Belgien zwischen Stolz und Furcht

Mit dem Ausscheiden Van Rompuys aus der belgischen Regierung stellt sich nun die Frage nach seinem Nachfolger: Van Rompuy fort, die Krise wieder da", fragt sich sorgenvoll Le Soir unisono mit der gesamten belgischen Presse. Denn dies hieße mit großer Wahrscheinlichkeit auch, dass Ex-Regierungschef Yves Leterme ins Amt zurückkehren werde, das er nach den fehlgeschlagenen Koalitionsverhandlungen 2008 verlassen hatte. Eine Perspektive, die De Morgen nur ungern sieht: "Wir haben gestern Abend mit den Zähnen geknirscht, denn es ist sehr wahrscheinlich, wenn auch nicht unbedingt wünschenswert, das Yves Leterme das Ruder wieder übernimmt. Für unser Land ist das ein großer Jammer."
KULISSEN
Die zweite Reihe spielt auch eine Rolle
Es geht aber auch noch undurchsichtiger.
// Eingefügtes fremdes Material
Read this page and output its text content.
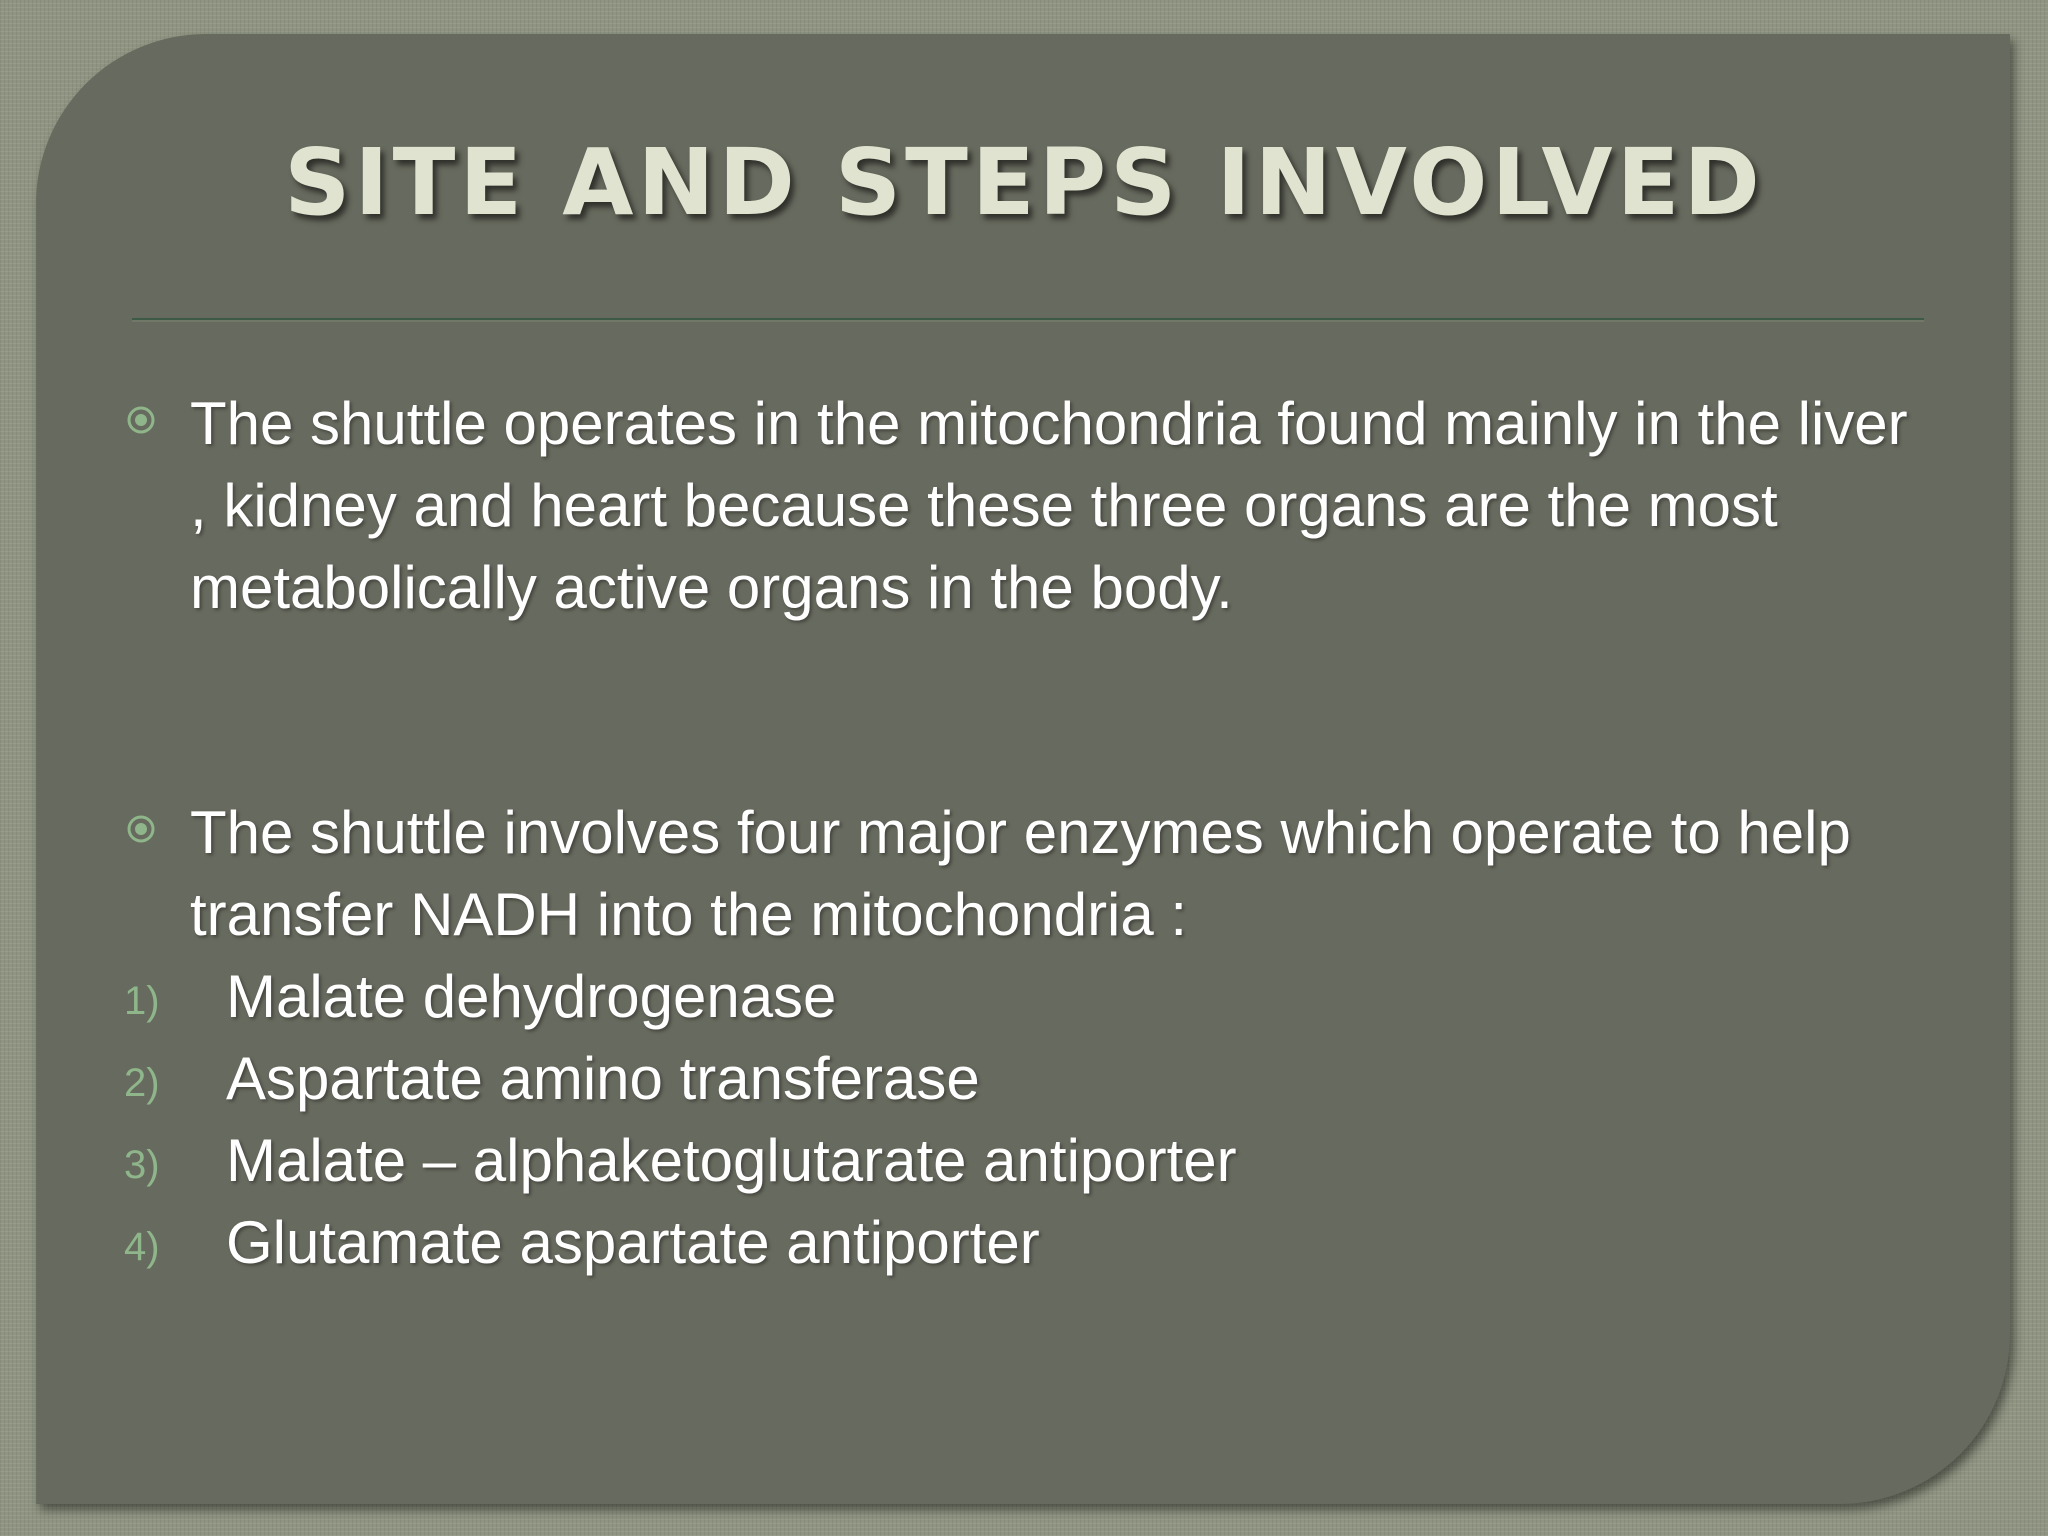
SITE AND STEPS INVOLVED
The shuttle operates in the mitochondria found mainly in the liver , kidney and heart because these three organs are the most metabolically active organs in the body.
The shuttle involves four major enzymes which operate to help transfer NADH into the mitochondria :
1) Malate dehydrogenase
2) Aspartate amino transferase
3) Malate – alphaketoglutarate antiporter
4) Glutamate aspartate antiporter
Hinter dem Feilschen um die zwei Schlüsselpositionen des Präsidenten des Rates und des Hohen Vertreters und den verschwiegenen Verhandlungen um die Portefeuilles der Kommissare spielt sich noch ein anderer Wettlauf zwischen etwa zwanzig Kandidaten ab. "Die zweite Reihe zählt auch", titelt derTagesspiegel und berichtet über ein – im künftigen EU-Spitzenduo fehlendes – Deutschland, welches seine Fäden in den Kulissen zieht, um seine Vertrauensmänner auf die Posten zu heben, die gerade unter dem Kommissions-Niveau liegen. Erster Posten: Der Generalsekretär des Rates der Europäischen Union. Weiterhin bekleidet der "sehr einflussreiche" Franzose Pierre de Boissieu dieses Amt.
Ein anderes sehr begehrtes Amt: Der Generalsekretär des Auswärtigen Dienstes der EU. "Er wird in der neuen EU-Behörde als graue Eminenz im Hintergrund die Fäden ziehen."